Osman ve eşinin önceliği, çocuklarının güvenliğini sağlamak, sonra da onlar için yeni bir düzen kurabilmek. Çocuklarını sağ salim çatışma ortamından çıkarabildiklerine her gün şükrettiklerinden bahsediyorlar. Şanslı da sayılabilirler aslında çünkü Suriye’deki savaş 10 binden fazla çocuğun hayatını kaybetmesine sebep oldu. Suriyeli çocuklar sadece hayatlarını değil, geleceklerini de kaybediyorlar. Savaşmaya zorlanıyor, gözaltında tutuluyor, çocuk işçi olarak ağır işlerde çalışmak zorunda kalıyor ve eğitim haklarından mahrum ediliyorlar.
Osman and his wife’s priority is to provide the security for their children and to  establish a new life for them. They mentioned that they are grateful everyday for being able to remove their children the conflict zone. As a matter of fact, they could be considered luck since Syria War has caused 10 thousand children death. Syrian children are not only losing their lives, but also their future. They are taken in to custody, forced to fight and to work hard labor, while being deprived from the right of education.
Türkiye’de okula giden Arin 11 yaşında ve doktor olmak istiyor.Arin who is going to school is 11 and she wants to be a doctor. (c) STL, Batman, 2015
Osman okul çağındaki iki kızını okula gönderiyor. 7 yaşındaki Adile* ise bu sene başlayacak. Kafalarını sokabilecek bir çatı bulur bulmaz “okumazlarsa olmaz” deyip çocuklarını okula yazdırmışlar.  Türkiye’ye geleli 10 ay olmuş ama ufaklıklar şimdiden Türkçe konuşmaya başlamış, anne ve babalarına tercümanlık yapıyorlar. Arin okulunun eski okuluna benzediğini söylüyor.
“Ama eski okulumda daha çok arkadaşım vardı “ diye de ekliyor.

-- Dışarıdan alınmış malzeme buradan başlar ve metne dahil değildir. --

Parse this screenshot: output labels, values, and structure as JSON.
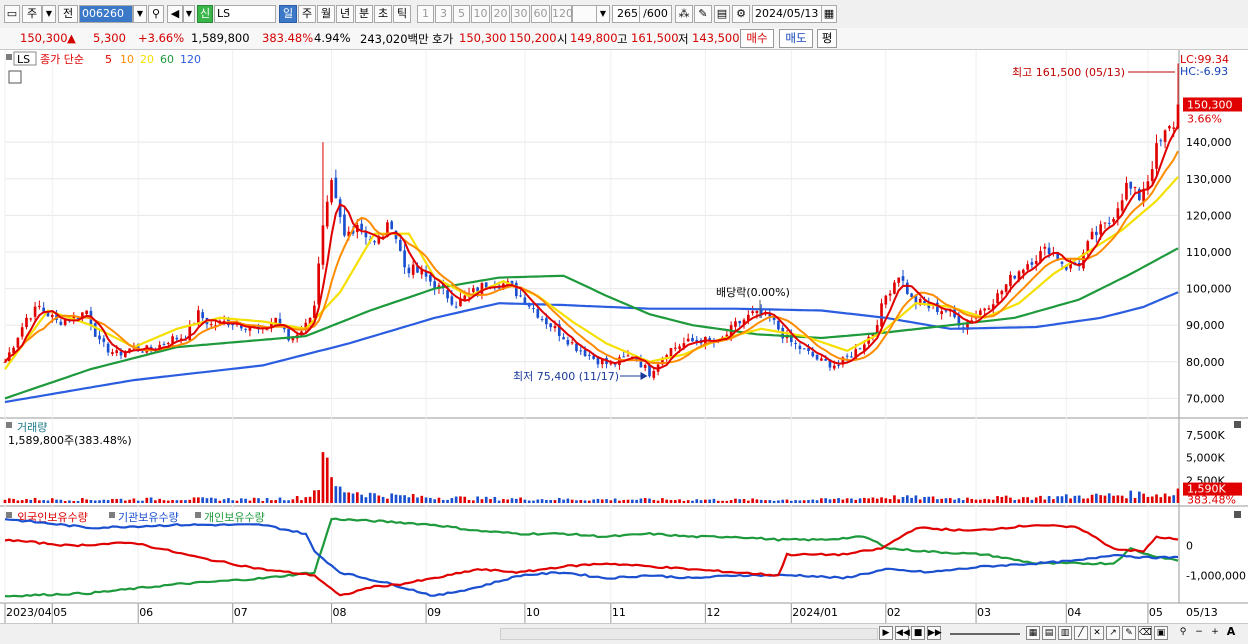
{
  "toolbar": {
    "market_type": "주",
    "category": "전",
    "code": "006260",
    "credit_badge": "신",
    "name": "LS",
    "periods": [
      "일",
      "주",
      "월",
      "년",
      "분",
      "초",
      "틱"
    ],
    "selected_period": "일",
    "multipliers": [
      "1",
      "3",
      "5",
      "10",
      "20",
      "30",
      "60",
      "120"
    ],
    "count": "265",
    "max_count": "/600",
    "date": "2024/05/13"
  },
  "quote": {
    "price": "150,300",
    "change": "5,300",
    "change_pct": "+3.66%",
    "volume": "1,589,800",
    "volume_ratio": "383.48%",
    "turnover": "4.94%",
    "amount": "243,020백만",
    "hoga_label": "호가",
    "ask": "150,300",
    "bid": "150,200",
    "open_label": "시",
    "open": "149,800",
    "high_label": "고",
    "high": "161,500",
    "low_label": "저",
    "low": "143,500",
    "buy_button": "매수",
    "sell_button": "매도",
    "eval_button": "평"
  },
  "colors": {
    "up": "#e00000",
    "down": "#1a4fd0",
    "ma5": "#e00000",
    "ma10": "#ff8c00",
    "ma20": "#f5e000",
    "ma60": "#1e9a3c",
    "ma120": "#2a5de0"
  },
  "chart_data": [
    {
      "type": "line",
      "title": "LS",
      "legend": [
        "종가 단순",
        "5",
        "10",
        "20",
        "60",
        "120"
      ],
      "legend_prefix": "LS",
      "ylim": [
        66000,
        163000
      ],
      "y_ticks": [
        "70,000",
        "80,000",
        "90,000",
        "100,000",
        "110,000",
        "120,000",
        "130,000",
        "140,000"
      ],
      "y_tick_values": [
        70000,
        80000,
        90000,
        100000,
        110000,
        120000,
        130000,
        140000
      ],
      "x_labels": [
        "2023/04",
        "05",
        "06",
        "07",
        "08",
        "09",
        "10",
        "11",
        "12",
        "2024/01",
        "02",
        "03",
        "04",
        "05",
        "05/13"
      ],
      "x_label_index": [
        0,
        11,
        31,
        53,
        76,
        98,
        121,
        141,
        163,
        183,
        205,
        226,
        247,
        266,
        270
      ],
      "n_days": 274,
      "lc": "LC:99.34",
      "hc": "HC:-6.93",
      "current_price": "150,300",
      "current_pct": "3.66%",
      "high_annotation": "최고 161,500 (05/13)",
      "low_annotation": "최저 75,400 (11/17)",
      "dividend_annotation": "배당락(0.00%)",
      "price_keypoints": [
        [
          0,
          80000
        ],
        [
          5,
          92000
        ],
        [
          8,
          95000
        ],
        [
          12,
          91000
        ],
        [
          16,
          92000
        ],
        [
          19,
          94000
        ],
        [
          22,
          85000
        ],
        [
          26,
          82000
        ],
        [
          30,
          84000
        ],
        [
          34,
          83000
        ],
        [
          38,
          86000
        ],
        [
          42,
          87000
        ],
        [
          45,
          93000
        ],
        [
          48,
          90000
        ],
        [
          52,
          91000
        ],
        [
          56,
          90000
        ],
        [
          60,
          88000
        ],
        [
          63,
          92000
        ],
        [
          66,
          86000
        ],
        [
          70,
          90000
        ],
        [
          72,
          96000
        ],
        [
          74,
          116000
        ],
        [
          76,
          128000
        ],
        [
          79,
          114000
        ],
        [
          82,
          118000
        ],
        [
          86,
          112000
        ],
        [
          90,
          118000
        ],
        [
          93,
          106000
        ],
        [
          97,
          104000
        ],
        [
          101,
          100000
        ],
        [
          105,
          96000
        ],
        [
          109,
          99000
        ],
        [
          113,
          102000
        ],
        [
          117,
          101000
        ],
        [
          121,
          97000
        ],
        [
          125,
          92000
        ],
        [
          129,
          88000
        ],
        [
          133,
          84000
        ],
        [
          137,
          81000
        ],
        [
          141,
          79000
        ],
        [
          146,
          82000
        ],
        [
          150,
          77000
        ],
        [
          154,
          83000
        ],
        [
          158,
          85000
        ],
        [
          162,
          86000
        ],
        [
          166,
          85000
        ],
        [
          170,
          90000
        ],
        [
          174,
          93000
        ],
        [
          178,
          92000
        ],
        [
          182,
          86000
        ],
        [
          186,
          83000
        ],
        [
          190,
          80000
        ],
        [
          194,
          79000
        ],
        [
          198,
          83000
        ],
        [
          202,
          88000
        ],
        [
          205,
          98000
        ],
        [
          208,
          104000
        ],
        [
          211,
          97000
        ],
        [
          215,
          95000
        ],
        [
          219,
          94000
        ],
        [
          223,
          90000
        ],
        [
          227,
          94000
        ],
        [
          231,
          98000
        ],
        [
          235,
          104000
        ],
        [
          239,
          108000
        ],
        [
          243,
          111000
        ],
        [
          247,
          106000
        ],
        [
          250,
          107000
        ],
        [
          253,
          114000
        ],
        [
          257,
          118000
        ],
        [
          261,
          128000
        ],
        [
          264,
          125000
        ],
        [
          266,
          130000
        ],
        [
          268,
          138000
        ],
        [
          270,
          142000
        ],
        [
          272,
          145000
        ],
        [
          273,
          150300
        ]
      ],
      "ma20_keypoints": [
        [
          0,
          78000
        ],
        [
          10,
          94000
        ],
        [
          20,
          90000
        ],
        [
          30,
          84000
        ],
        [
          40,
          89000
        ],
        [
          50,
          92000
        ],
        [
          60,
          91000
        ],
        [
          70,
          89000
        ],
        [
          78,
          99000
        ],
        [
          86,
          115000
        ],
        [
          94,
          115000
        ],
        [
          100,
          103000
        ],
        [
          108,
          98000
        ],
        [
          116,
          102000
        ],
        [
          124,
          98000
        ],
        [
          132,
          91000
        ],
        [
          140,
          85000
        ],
        [
          150,
          80000
        ],
        [
          158,
          82000
        ],
        [
          166,
          86000
        ],
        [
          176,
          89000
        ],
        [
          186,
          87000
        ],
        [
          196,
          83000
        ],
        [
          204,
          88000
        ],
        [
          212,
          96000
        ],
        [
          220,
          95000
        ],
        [
          228,
          92000
        ],
        [
          236,
          96000
        ],
        [
          244,
          104000
        ],
        [
          252,
          110000
        ],
        [
          260,
          116000
        ],
        [
          268,
          124000
        ],
        [
          273,
          130500
        ]
      ],
      "ma60_keypoints": [
        [
          0,
          70000
        ],
        [
          20,
          78000
        ],
        [
          40,
          84000
        ],
        [
          60,
          86000
        ],
        [
          70,
          87000
        ],
        [
          85,
          94000
        ],
        [
          100,
          100000
        ],
        [
          115,
          103000
        ],
        [
          130,
          103500
        ],
        [
          140,
          98000
        ],
        [
          150,
          93000
        ],
        [
          160,
          90000
        ],
        [
          175,
          87500
        ],
        [
          190,
          86500
        ],
        [
          205,
          88000
        ],
        [
          220,
          90000
        ],
        [
          235,
          92000
        ],
        [
          250,
          97000
        ],
        [
          262,
          104000
        ],
        [
          273,
          111000
        ]
      ],
      "ma120_keypoints": [
        [
          0,
          69000
        ],
        [
          30,
          75000
        ],
        [
          60,
          79000
        ],
        [
          80,
          85000
        ],
        [
          100,
          92000
        ],
        [
          115,
          96000
        ],
        [
          130,
          95500
        ],
        [
          150,
          94500
        ],
        [
          170,
          94500
        ],
        [
          190,
          94000
        ],
        [
          205,
          92000
        ],
        [
          220,
          89000
        ],
        [
          240,
          89500
        ],
        [
          255,
          92000
        ],
        [
          265,
          95000
        ],
        [
          273,
          99000
        ]
      ],
      "bollinger": false
    },
    {
      "type": "bar",
      "title": "거래량",
      "summary": "1,589,800주(383.48%)",
      "y_ticks": [
        "7,500K",
        "5,000K",
        "2,500K"
      ],
      "y_tick_values": [
        7500,
        5000,
        2500
      ],
      "ylim": [
        0,
        8600
      ],
      "current_label": "1,590K",
      "current_pct": "383.48%",
      "volume_keypoints": [
        [
          0,
          420
        ],
        [
          20,
          380
        ],
        [
          40,
          450
        ],
        [
          60,
          400
        ],
        [
          70,
          600
        ],
        [
          73,
          1800
        ],
        [
          74,
          7800
        ],
        [
          75,
          3600
        ],
        [
          76,
          2400
        ],
        [
          78,
          1500
        ],
        [
          82,
          1200
        ],
        [
          86,
          900
        ],
        [
          95,
          700
        ],
        [
          110,
          500
        ],
        [
          130,
          400
        ],
        [
          150,
          380
        ],
        [
          170,
          350
        ],
        [
          190,
          360
        ],
        [
          205,
          650
        ],
        [
          220,
          500
        ],
        [
          240,
          600
        ],
        [
          255,
          800
        ],
        [
          265,
          1000
        ],
        [
          272,
          900
        ],
        [
          273,
          1590
        ]
      ],
      "volume_unit": "K"
    },
    {
      "type": "line",
      "title": "보유수량",
      "legend": [
        "외국인보유수량",
        "기관보유수량",
        "개인보유수량"
      ],
      "y_ticks": [
        "0",
        "-1,000,000"
      ],
      "y_tick_values": [
        0,
        -1000000
      ],
      "ylim": [
        -1900000,
        1100000
      ],
      "foreign_keypoints": [
        [
          0,
          200000
        ],
        [
          15,
          0
        ],
        [
          30,
          100000
        ],
        [
          45,
          -400000
        ],
        [
          60,
          -800000
        ],
        [
          72,
          -1000000
        ],
        [
          78,
          -1700000
        ],
        [
          85,
          -1400000
        ],
        [
          92,
          -1300000
        ],
        [
          100,
          -1100000
        ],
        [
          110,
          -800000
        ],
        [
          120,
          -900000
        ],
        [
          130,
          -700000
        ],
        [
          140,
          -600000
        ],
        [
          150,
          -700000
        ],
        [
          160,
          -800000
        ],
        [
          170,
          -900000
        ],
        [
          180,
          -1000000
        ],
        [
          182,
          -300000
        ],
        [
          195,
          -300000
        ],
        [
          204,
          -100000
        ],
        [
          212,
          600000
        ],
        [
          225,
          500000
        ],
        [
          240,
          700000
        ],
        [
          250,
          600000
        ],
        [
          258,
          -100000
        ],
        [
          265,
          -200000
        ],
        [
          268,
          300000
        ],
        [
          273,
          200000
        ]
      ],
      "institution_keypoints": [
        [
          0,
          900000
        ],
        [
          20,
          600000
        ],
        [
          40,
          700000
        ],
        [
          60,
          700000
        ],
        [
          70,
          400000
        ],
        [
          72,
          -200000
        ],
        [
          78,
          -900000
        ],
        [
          90,
          -1300000
        ],
        [
          100,
          -1700000
        ],
        [
          110,
          -1400000
        ],
        [
          120,
          -1000000
        ],
        [
          130,
          -900000
        ],
        [
          140,
          -1100000
        ],
        [
          150,
          -1000000
        ],
        [
          160,
          -1100000
        ],
        [
          170,
          -1000000
        ],
        [
          185,
          -1000000
        ],
        [
          195,
          -1100000
        ],
        [
          205,
          -800000
        ],
        [
          215,
          -900000
        ],
        [
          228,
          -700000
        ],
        [
          240,
          -600000
        ],
        [
          250,
          -500000
        ],
        [
          258,
          -300000
        ],
        [
          265,
          -400000
        ],
        [
          273,
          -400000
        ]
      ],
      "individual_keypoints": [
        [
          0,
          -1700000
        ],
        [
          20,
          -1600000
        ],
        [
          40,
          -1300000
        ],
        [
          60,
          -1100000
        ],
        [
          72,
          -900000
        ],
        [
          76,
          900000
        ],
        [
          90,
          800000
        ],
        [
          100,
          700000
        ],
        [
          110,
          500000
        ],
        [
          120,
          400000
        ],
        [
          130,
          400000
        ],
        [
          140,
          300000
        ],
        [
          150,
          400000
        ],
        [
          160,
          300000
        ],
        [
          170,
          300000
        ],
        [
          180,
          200000
        ],
        [
          190,
          200000
        ],
        [
          200,
          300000
        ],
        [
          206,
          -100000
        ],
        [
          215,
          -200000
        ],
        [
          228,
          -300000
        ],
        [
          240,
          -600000
        ],
        [
          250,
          -600000
        ],
        [
          258,
          -600000
        ],
        [
          262,
          -100000
        ],
        [
          266,
          -300000
        ],
        [
          273,
          -500000
        ]
      ]
    }
  ],
  "statusbar": {
    "zoom_minus": "−",
    "zoom_plus": "+",
    "font_a": "A"
  }
}
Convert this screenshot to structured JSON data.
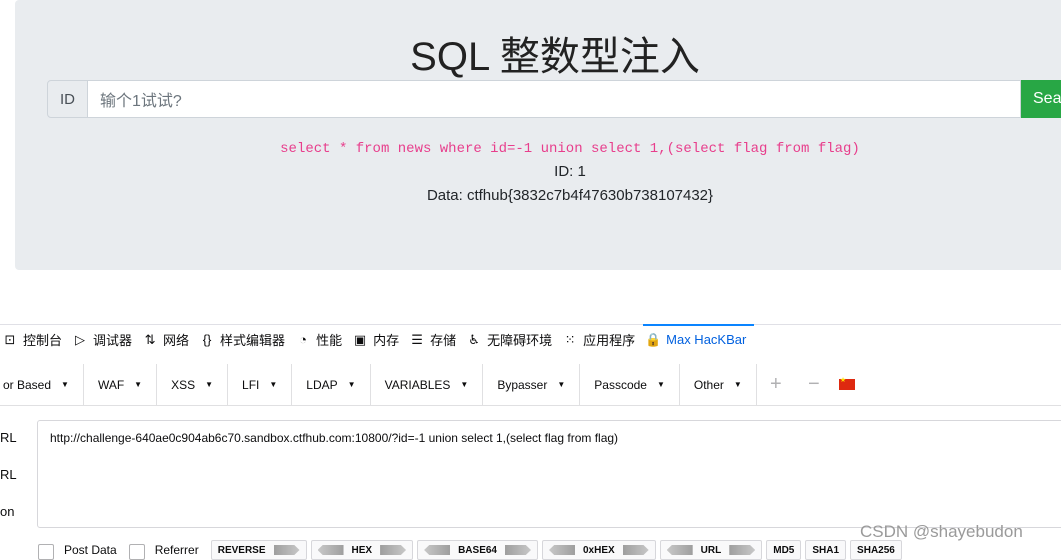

Two of Osman’s daughters are going to school. Adile, 7 years old, will start this year. Once they found a roof to live under, they signed up their children to school immediately. It’s been only 10 months since they arrived to Turkey, but the youngling started speaking Turkish already and are interpreting for their parents. Arin says that her current school looks like the one back home. 
“But I  had more friends at my old school“ she adds.
Mızıka çalmayı seven Ahmer ve doktor, öğretmen olmak isteyen kardeşleri henüz umut dolu.  Oysa onların sahip olduğunun aksine, savaş en çok umutları yok ediyor, bittiğinde ise geride travma ve öfke kalıyor.

Suriye’deki krizin sona ermesi için çabalamak bir yana belki en büyük mücadele savaşın mağduru olan bu çocukların “yeniden gelecekten umudu olan bir nesil“ olmaları için verilmeli. Aksi halde geçim sıkıntısında boğulan,  geleceklerini hayal etmeyen, öfkeye yenik düşmüş nesiller, savaşın geride bıraktığı izler olarak tarihte yeni roller alacak. 
Harmonica player Ahmer and her other siblings who wants to be doctors and teachers are full of hope. Instead of what they currently have, the war destroys hope and leaves over only anger and trauma.
Aside from the efforts to end the crisis in Syria, perhaps the biggest challenge battle needs to be given to the children of war for them to be a generation with hopes of future. Otherwise new roles will be added to the history at the time of war with a generation who are drowning in financial troubles, does not dream of the future and succumbed to rage.